Open msellinger opened 6 years ago
@msellinger what's the status here, are you waiting for me merging this or are you going to change anything?
@magro This is to inform you that we are currently testing this patch (based on the current MSM version), we will also switch to Tomcat 8.5 in the process. Once everything is tested, I will report back, then I will apply again for including this in mainline.
We have the current master plus this pull request running in production for several weeks now and did not notice any regressions. From my side, this pull request is ready to be merged.
This patch handles failure of Redis operations in a better way and is aimed to especially allow failure of an Amazon Elasticache node to trigger immediate logging and reconnection of all Redis connection MSM currently uses.
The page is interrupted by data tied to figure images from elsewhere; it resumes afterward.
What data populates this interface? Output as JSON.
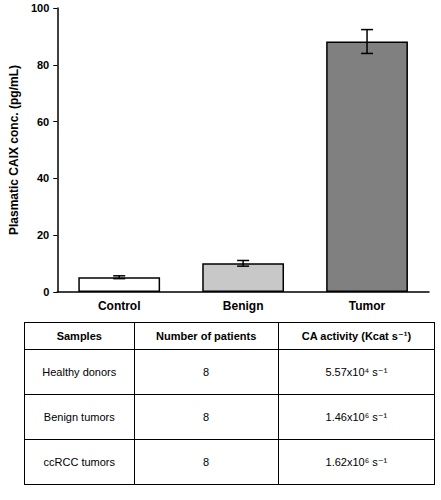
{
  "chart_data": {
    "type": "bar",
    "y_label": "Plasmatic CAIX conc. (pg/mL)",
    "categories": [
      "Control",
      "Benign",
      "Tumor"
    ],
    "values": [
      5.2,
      10.1,
      88.2
    ],
    "errors": [
      0.5,
      1.0,
      4.2
    ],
    "colors": [
      "#ffffff",
      "#c8c8c8",
      "#808080"
    ],
    "ylim": [
      0,
      100
    ],
    "yticks": [
      0,
      20,
      40,
      60,
      80,
      100
    ],
    "grid": false
  },
  "table": {
    "header": [
      "Samples",
      "Number of patients",
      "CA activity (Kcat s⁻¹)"
    ],
    "rows": [
      [
        "Healthy donors",
        8,
        "5.57x10⁴ s⁻¹"
      ],
      [
        "Benign tumors",
        8,
        "1.46x10⁶ s⁻¹"
      ],
      [
        "ccRCC tumors",
        8,
        "1.62x10⁶ s⁻¹"
      ]
    ]
  }
}
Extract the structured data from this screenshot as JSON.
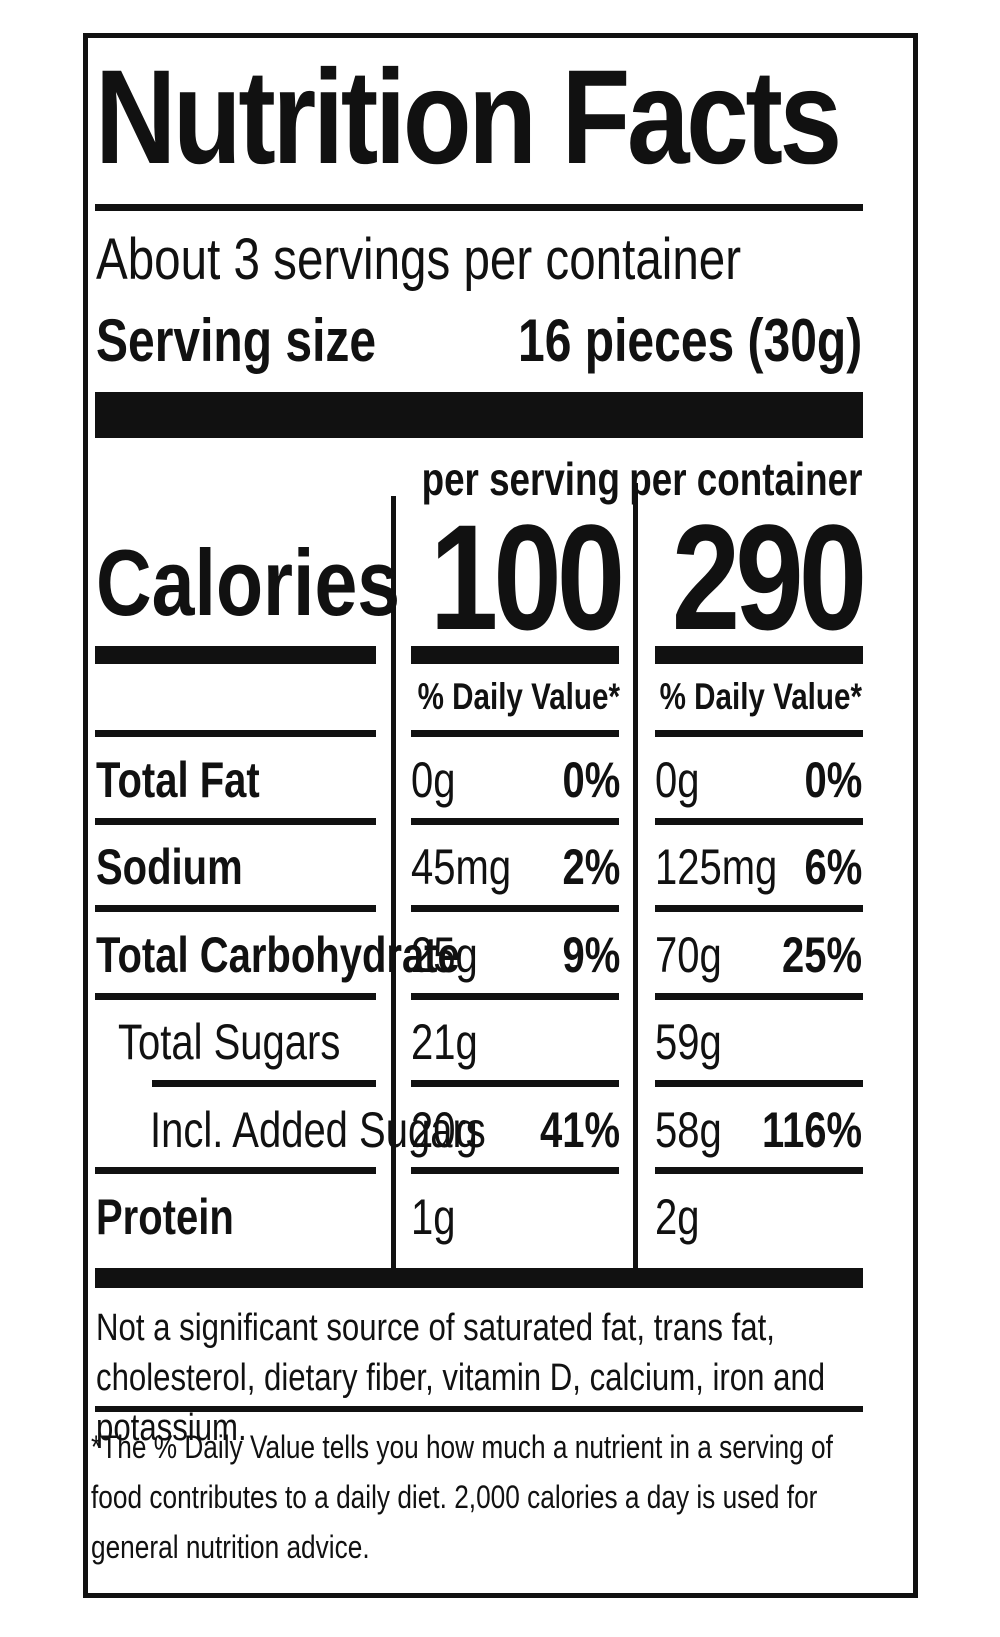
{
  "title": "Nutrition Facts",
  "servings_per_container": "About 3 servings per container",
  "serving_size_label": "Serving size",
  "serving_size_value": "16 pieces (30g)",
  "columns": [
    {
      "header": "per serving",
      "calories": "100",
      "dv_header": "% Daily Value*"
    },
    {
      "header": "per container",
      "calories": "290",
      "dv_header": "% Daily Value*"
    }
  ],
  "calories_label": "Calories",
  "nutrients": [
    {
      "name": "Total Fat",
      "serving_amount": "0g",
      "serving_dv": "0%",
      "container_amount": "0g",
      "container_dv": "0%"
    },
    {
      "name": "Sodium",
      "serving_amount": "45mg",
      "serving_dv": "2%",
      "container_amount": "125mg",
      "container_dv": "6%"
    },
    {
      "name": "Total Carbohydrate",
      "serving_amount": "25g",
      "serving_dv": "9%",
      "container_amount": "70g",
      "container_dv": "25%"
    },
    {
      "name": "Total Sugars",
      "serving_amount": "21g",
      "serving_dv": "",
      "container_amount": "59g",
      "container_dv": ""
    },
    {
      "name": "Incl. Added Sugars",
      "serving_amount": "20g",
      "serving_dv": "41%",
      "container_amount": "58g",
      "container_dv": "116%"
    },
    {
      "name": "Protein",
      "serving_amount": "1g",
      "serving_dv": "",
      "container_amount": "2g",
      "container_dv": ""
    }
  ],
  "footnote_insignificant": "Not a significant source of saturated fat, trans fat, cholesterol, dietary fiber, vitamin D, calcium, iron and potassium.",
  "footnote_daily_value": "*The % Daily Value tells you how much a nutrient in a serving of food contributes to a daily diet. 2,000 calories a day is used for general nutrition advice."
}
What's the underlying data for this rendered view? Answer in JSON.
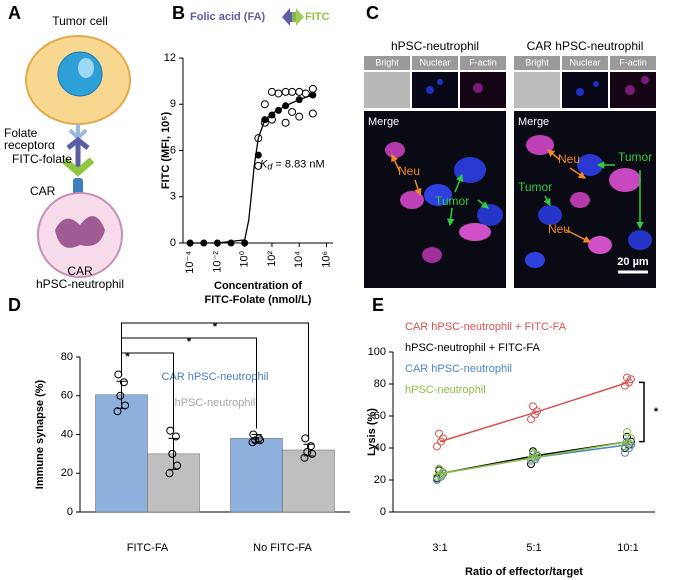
{
  "panel_labels": [
    "A",
    "B",
    "C",
    "D",
    "E"
  ],
  "panel_a": {
    "tumor": "Tumor cell",
    "receptor": [
      "Folate",
      "receptorα"
    ],
    "ligand": "FITC-folate",
    "car": "CAR",
    "neutrophil": [
      "CAR",
      "hPSC-neutrophil"
    ]
  },
  "panel_c": {
    "left": {
      "title": "hPSC-neutrophil",
      "channels": [
        "Bright",
        "Nuclear",
        "F-actin"
      ],
      "merge": "Merge",
      "labels": [
        "Neu",
        "Tumor"
      ]
    },
    "right": {
      "title": "CAR hPSC-neutrophil",
      "channels": [
        "Bright",
        "Nuclear",
        "F-actin"
      ],
      "merge": "Merge",
      "labels": [
        "Neu",
        "Tumor",
        "Tumor",
        "Neu"
      ],
      "scale": "20 µm"
    }
  },
  "chart_data": [
    {
      "type": "scatter",
      "header": {
        "left": "Folic acid (FA)",
        "left_color": "#5b5ea6",
        "right": "FITC",
        "right_color": "#8dc63f"
      },
      "y_label": "FITC (MFI, 10⁵)",
      "x_label": [
        "Concentration of",
        "FITC-Folate (nmol/L)"
      ],
      "log_x": true,
      "xlim": [
        3e-05,
        3000000
      ],
      "ylim": [
        0,
        12
      ],
      "yticks": [
        0,
        3,
        6,
        9,
        12
      ],
      "xticks": [
        {
          "value": 0.0001,
          "label": "10⁻⁴"
        },
        {
          "value": 0.01,
          "label": "10⁻²"
        },
        {
          "value": 1,
          "label": "10⁰"
        },
        {
          "value": 100,
          "label": "10²"
        },
        {
          "value": 10000,
          "label": "10⁴"
        },
        {
          "value": 1000000,
          "label": "10⁶"
        }
      ],
      "means": {
        "color": "#000000",
        "x": [
          0.0001,
          0.001,
          0.01,
          0.1,
          1,
          10,
          30,
          100,
          300,
          1000,
          10000,
          100000
        ],
        "values": [
          0,
          0,
          0,
          0,
          0,
          5.7,
          8.0,
          8.3,
          8.6,
          8.9,
          9.3,
          9.6
        ]
      },
      "replicates": {
        "color": "#000000",
        "x": [
          10,
          10,
          30,
          30,
          100,
          100,
          300,
          1000,
          1000,
          3000,
          3000,
          10000,
          10000,
          30000,
          100000,
          100000
        ],
        "values": [
          6.8,
          5.0,
          7.8,
          9.0,
          9.8,
          8.0,
          9.7,
          9.8,
          7.8,
          8.5,
          9.8,
          9.8,
          8.2,
          9.7,
          10.0,
          8.4
        ]
      },
      "fit": {
        "color": "#000000",
        "x": [
          0.0001,
          0.01,
          1,
          2,
          3,
          5,
          10,
          30,
          100,
          1000,
          10000,
          100000
        ],
        "values": [
          0,
          0,
          0.2,
          1.5,
          3.0,
          5.0,
          6.8,
          8.0,
          8.4,
          8.9,
          9.3,
          9.6
        ]
      },
      "annotation": {
        "symbol": "K",
        "subscript": "d",
        "text": " = 8.83 nM"
      }
    },
    {
      "type": "bar",
      "y_label": "Immune synapse (%)",
      "categories": [
        "FITC-FA",
        "No FITC-FA"
      ],
      "ylim": [
        0,
        80
      ],
      "yticks": [
        0,
        20,
        40,
        60,
        80
      ],
      "series": [
        {
          "name": "CAR hPSC-neutrophil",
          "color": "#8eb0dc",
          "text_color": "#4a7dc0",
          "values": [
            60.5,
            38
          ],
          "errors": [
            7,
            2
          ],
          "points": [
            [
              71,
              67,
              60,
              55,
              52
            ],
            [
              40,
              38,
              37,
              37,
              36
            ]
          ]
        },
        {
          "name": "hPSC-neutrophil",
          "color": "#bfbfbf",
          "text_color": "#a6a6a6",
          "values": [
            30,
            32
          ],
          "errors": [
            8,
            3
          ],
          "points": [
            [
              42,
              39,
              30,
              24,
              20
            ],
            [
              38,
              34,
              31,
              30,
              28
            ]
          ]
        }
      ],
      "significance": [
        "*",
        "*",
        "*"
      ]
    },
    {
      "type": "line",
      "y_label": "Lysis (%)",
      "x_label": "Ratio of effector/target",
      "categories": [
        "3:1",
        "5:1",
        "10:1"
      ],
      "ylim": [
        0,
        100
      ],
      "yticks": [
        0,
        20,
        40,
        60,
        80,
        100
      ],
      "series": [
        {
          "name": "CAR hPSC-neutrophil + FITC-FA",
          "color": "#d9534f",
          "values": [
            44,
            62,
            81
          ],
          "points": [
            [
              41,
              44,
              46,
              49
            ],
            [
              58,
              61,
              63,
              66
            ],
            [
              79,
              81,
              83,
              84
            ]
          ]
        },
        {
          "name": "hPSC-neutrophil + FITC-FA",
          "color": "#000000",
          "values": [
            24,
            35,
            44
          ],
          "points": [
            [
              21,
              23,
              24,
              26
            ],
            [
              30,
              33,
              35,
              38
            ],
            [
              40,
              42,
              44,
              47
            ]
          ]
        },
        {
          "name": "CAR hPSC-neutrophil",
          "color": "#4a86c8",
          "values": [
            24,
            34,
            42
          ],
          "points": [
            [
              20,
              22,
              24,
              27
            ],
            [
              32,
              33,
              35,
              36
            ],
            [
              37,
              40,
              42,
              44
            ]
          ]
        },
        {
          "name": "hPSC-neutrophil",
          "color": "#8cbf3f",
          "values": [
            24,
            34,
            44
          ],
          "points": [
            [
              22,
              23,
              25,
              27
            ],
            [
              33,
              34,
              36,
              37
            ],
            [
              41,
              43,
              46,
              50
            ]
          ]
        }
      ],
      "significance": "*"
    }
  ]
}
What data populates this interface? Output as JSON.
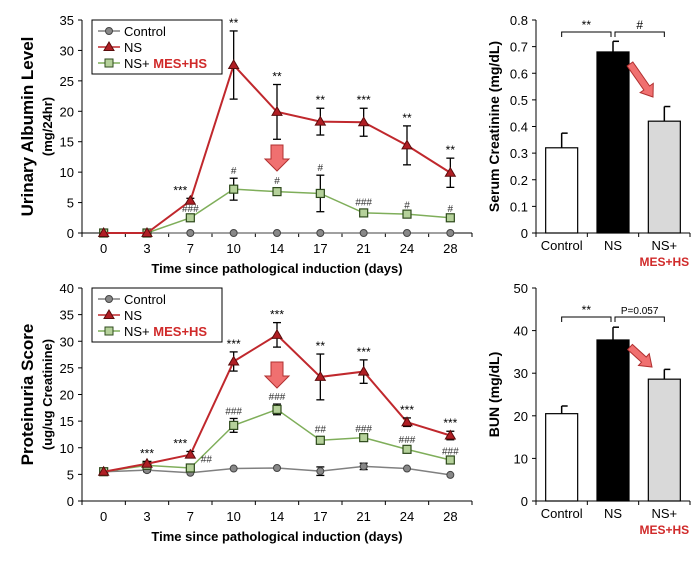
{
  "colors": {
    "control": "#808080",
    "ns": "#c0282d",
    "treat": "#7fae5a",
    "treat_fill": "#b5d19a",
    "highlight": "#d02a2a",
    "arrow": "#f07070"
  },
  "chart_data": [
    {
      "type": "line",
      "ylabel": "Urinary Albumin Level",
      "ylabel_unit": "(mg/24hr)",
      "xlabel": "Time since pathological induction (days)",
      "categories": [
        "0",
        "3",
        "7",
        "10",
        "14",
        "17",
        "21",
        "24",
        "28"
      ],
      "ylim": [
        0,
        35
      ],
      "yticks": [
        "0",
        "5",
        "10",
        "15",
        "20",
        "25",
        "30",
        "35"
      ],
      "legend": "top-left",
      "series": [
        {
          "name": "Control",
          "key": "control",
          "values": [
            0,
            0,
            0,
            0,
            0,
            0,
            0,
            0,
            0
          ],
          "errors": [
            0,
            0,
            0,
            0,
            0,
            0,
            0,
            0,
            0
          ],
          "annotations": [
            "",
            "",
            "",
            "",
            "",
            "",
            "",
            "",
            ""
          ]
        },
        {
          "name": "NS",
          "key": "ns",
          "values": [
            0,
            0,
            5.3,
            27.6,
            19.9,
            18.3,
            18.2,
            14.4,
            9.9
          ],
          "errors": [
            0,
            0,
            0.4,
            5.6,
            4.5,
            2.2,
            2.3,
            3.2,
            2.4
          ],
          "annotations": [
            "",
            "",
            "***",
            "**",
            "**",
            "**",
            "***",
            "**",
            "**"
          ]
        },
        {
          "name": "NS+",
          "name_highlight": "MES+HS",
          "key": "treat",
          "values": [
            0,
            0,
            2.5,
            7.2,
            6.8,
            6.5,
            3.3,
            3.1,
            2.5
          ],
          "errors": [
            0,
            0,
            0.3,
            1.8,
            0.6,
            3.0,
            0.6,
            0.3,
            0.3
          ],
          "annotations": [
            "",
            "",
            "###",
            "#",
            "#",
            "#",
            "###",
            "#",
            "#"
          ]
        }
      ]
    },
    {
      "type": "bar",
      "ylabel": "Serum Creatinine (mg/dL)",
      "categories": [
        "Control",
        "NS",
        "NS+"
      ],
      "category_highlight": "MES+HS",
      "ylim": [
        0,
        0.8
      ],
      "yticks": [
        "0",
        "0.1",
        "0.2",
        "0.3",
        "0.4",
        "0.5",
        "0.6",
        "0.7",
        "0.8"
      ],
      "values": [
        0.32,
        0.68,
        0.42
      ],
      "errors": [
        0.055,
        0.04,
        0.055
      ],
      "bar_colors": [
        "#ffffff",
        "#000000",
        "#d9d9d9"
      ],
      "brackets": [
        "**",
        "#"
      ]
    },
    {
      "type": "line",
      "ylabel": "Proteinuria Score",
      "ylabel_unit": "(ug/ug Creatinine)",
      "xlabel": "Time since pathological induction (days)",
      "categories": [
        "0",
        "3",
        "7",
        "10",
        "14",
        "17",
        "21",
        "24",
        "28"
      ],
      "ylim": [
        0,
        40
      ],
      "yticks": [
        "0",
        "5",
        "10",
        "15",
        "20",
        "25",
        "30",
        "35",
        "40"
      ],
      "legend": "top-left",
      "series": [
        {
          "name": "Control",
          "key": "control",
          "values": [
            5.5,
            5.8,
            5.3,
            6.1,
            6.2,
            5.6,
            6.5,
            6.1,
            4.9
          ],
          "errors": [
            0,
            0.3,
            0.2,
            0.2,
            0.2,
            0.8,
            0.6,
            0.2,
            0.2
          ],
          "annotations": [
            "",
            "",
            "",
            "",
            "",
            "",
            "",
            "",
            ""
          ]
        },
        {
          "name": "NS",
          "key": "ns",
          "values": [
            5.5,
            7.0,
            8.7,
            26.2,
            31.2,
            23.3,
            24.3,
            14.8,
            12.3
          ],
          "errors": [
            0.2,
            0.4,
            0.6,
            1.8,
            2.3,
            4.3,
            2.2,
            0.8,
            0.8
          ],
          "annotations": [
            "",
            "***",
            "***",
            "***",
            "***",
            "**",
            "***",
            "***",
            "***"
          ]
        },
        {
          "name": "NS+",
          "name_highlight": "MES+HS",
          "key": "treat",
          "values": [
            5.5,
            6.7,
            6.2,
            14.2,
            17.2,
            11.4,
            11.9,
            9.7,
            7.7
          ],
          "errors": [
            0.2,
            0.3,
            0.3,
            1.3,
            1.0,
            0.7,
            0.3,
            0.4,
            0.3
          ],
          "annotations": [
            "",
            "",
            "##",
            "###",
            "###",
            "##",
            "###",
            "###",
            "###"
          ]
        }
      ]
    },
    {
      "type": "bar",
      "ylabel": "BUN (mg/dL)",
      "categories": [
        "Control",
        "NS",
        "NS+"
      ],
      "category_highlight": "MES+HS",
      "ylim": [
        0,
        50
      ],
      "yticks": [
        "0",
        "10",
        "20",
        "30",
        "40",
        "50"
      ],
      "values": [
        20.5,
        37.8,
        28.6
      ],
      "errors": [
        1.8,
        3.0,
        2.3
      ],
      "bar_colors": [
        "#ffffff",
        "#000000",
        "#d9d9d9"
      ],
      "brackets": [
        "**",
        "P=0.057"
      ]
    }
  ]
}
The current code has multiple deficiencies in this respect, especially
(a) it wouldn't detect the failure in all cases since not all failures lead to a JedisConnectionException (the new code catches Exception instead of JedisConnectionException)
(b) It reconnects all Redis connections even when a single failure occurs to make sure when the failure is detected no old defunct connections are laying around (this might lead to hard-to-track down errors at later)
(c) It does proper INFO / ERROR logging to allow debugging the problem later in logs instead of just doing DEBUG logging which is likely switched off on a live system
Note that this patch assumes that every Redis error is an indication that the node failed, which however should be safe to assume in production systems.